Noten sind teuer, also bezieht man sie im Abonnement aus der Leihbibliothek. Kein Mangel besteht an Musiklehrern: Iglau hat ein florierendes Kulturleben. Eine Zeitlang nimmt sich der Kapellmeister des Stadttheaters des kleinen Gustav an, dann das eine oder andere Orchestermitglied, schließlich der mit der Familie Mahler befreundete Regens Chori von St. Jakob und Leiter des örtlichen Männergesangvereins, Heinrich Fischer.
Als unser Wunderknabe zehn ist, darf er sich zum ersten Mal vor Publikum produzieren: Die Lokalzeitung bescheinigt dem »künftigen Klaviervirtuosen« beachtlichen Erfolg und beanstandet nur die mangelnde Qualität des ihm zur Verfügung gestellten Instruments.

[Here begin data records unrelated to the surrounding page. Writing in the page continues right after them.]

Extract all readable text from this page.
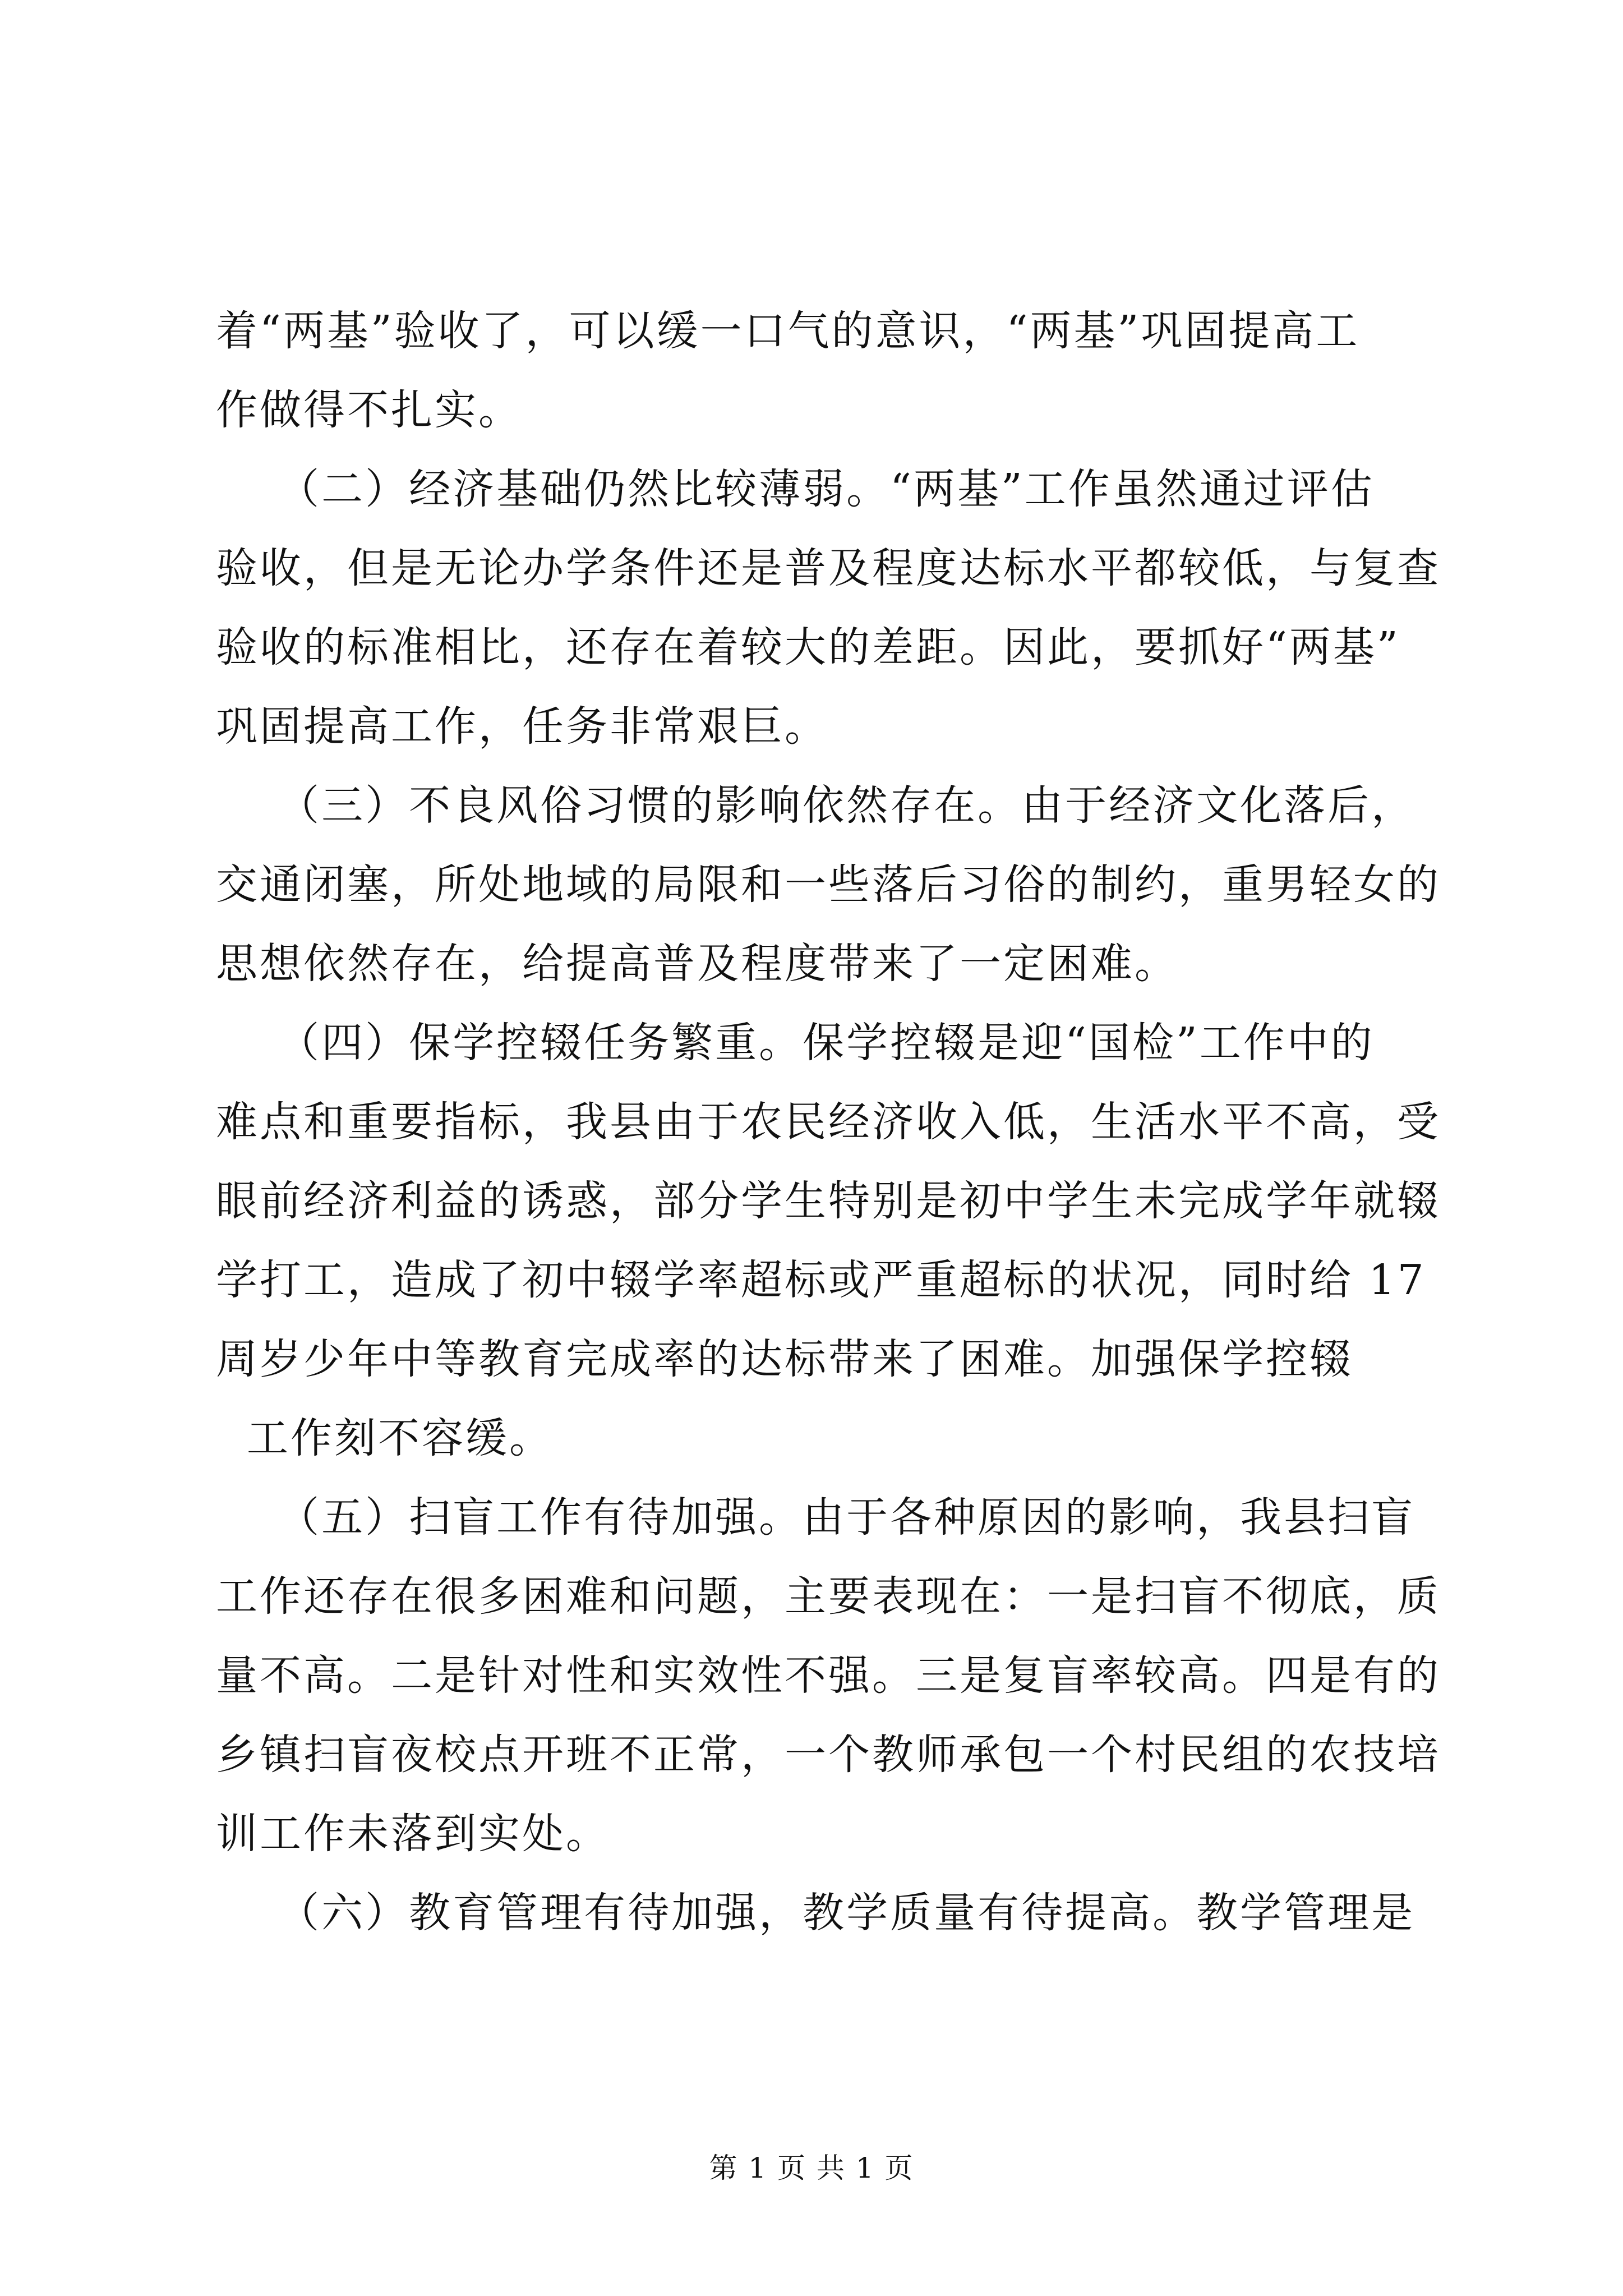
着“两基”验收了，可以缓一口气的意识，“两基”巩固提高工
作做得不扎实。
（二）经济基础仍然比较薄弱。“两基”工作虽然通过评估
验收，但是无论办学条件还是普及程度达标水平都较低，与复查
验收的标准相比，还存在着较大的差距。因此，要抓好“两基”
巩固提高工作，任务非常艰巨。
（三）不良风俗习惯的影响依然存在。由于经济文化落后，
交通闭塞，所处地域的局限和一些落后习俗的制约，重男轻女的
思想依然存在，给提高普及程度带来了一定困难。
（四）保学控辍任务繁重。保学控辍是迎“国检”工作中的
难点和重要指标，我县由于农民经济收入低，生活水平不高，受
眼前经济利益的诱惑，部分学生特别是初中学生未完成学年就辍
学打工，造成了初中辍学率超标或严重超标的状况，同时给 17
周岁少年中等教育完成率的达标带来了困难。加强保学控辍
工作刻不容缓。
（五）扫盲工作有待加强。由于各种原因的影响，我县扫盲
工作还存在很多困难和问题，主要表现在：一是扫盲不彻底，质
量不高。二是针对性和实效性不强。三是复盲率较高。四是有的
乡镇扫盲夜校点开班不正常，一个教师承包一个村民组的农技培
训工作未落到实处。
（六）教育管理有待加强，教学质量有待提高。教学管理是
第 1 页 共 1 页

Seit kurzem besucht er das Deutsche Gymnasium in der Tiefen Gasse. Seine schulischen Leistungen lassen allerdings zu wünschen übrig: In den meisten Fächern bringt es der verträumte Knabe, der mit seinen Gedanken oft ganz woanders zu sein scheint als bei dem verordneten Lehrstoff, nur bis zum Mittelmaß, und auch in punkto Betragen muß er so manche Rüge einstecken. Als ihn einer der Professoren fragt, was er denn später einmal werden wolle, antwortet er: »Märtyrer.« Aus dem Munde eines Juden hört sich das für den bornierten Provinzpädagogen wie Blasphemie an. Die Folge: Der »Provokateur« wird abgestraft.
Vater Mahler, außer sich vor Enttäuschung über die mangelhaften schulischen Fortschritte seines Ältesten, versucht es mit einem »Gastjahr« in Prag. Doch das Experiment schlägt fehl: Von seinen dortigen Quartiergebern miserabel betreut, kehrt Gustav alsbald wieder ins Elternhaus zurück und schafft mit Ach und Krach – und erst nach zweimaligem Antreten – die Matura. Da er inzwischen einen weiteren Konzertauftritt absolviert hat, dessen Reinertrag er seiner Schule zum Ankauf von Lehrmitteln hat zukommen lassen, drücken die Professoren ein Auge zu und stellen ihm am 12. September 1877 trotz mehrerer »nicht genügend« das Reifezeugnis aus. Da zumindest Gustavs außerordentliche Musikalität außer Streit steht, will ihm niemand bei dem geplanten Wechsel ans Wiener Konservatorium im Weg stehen.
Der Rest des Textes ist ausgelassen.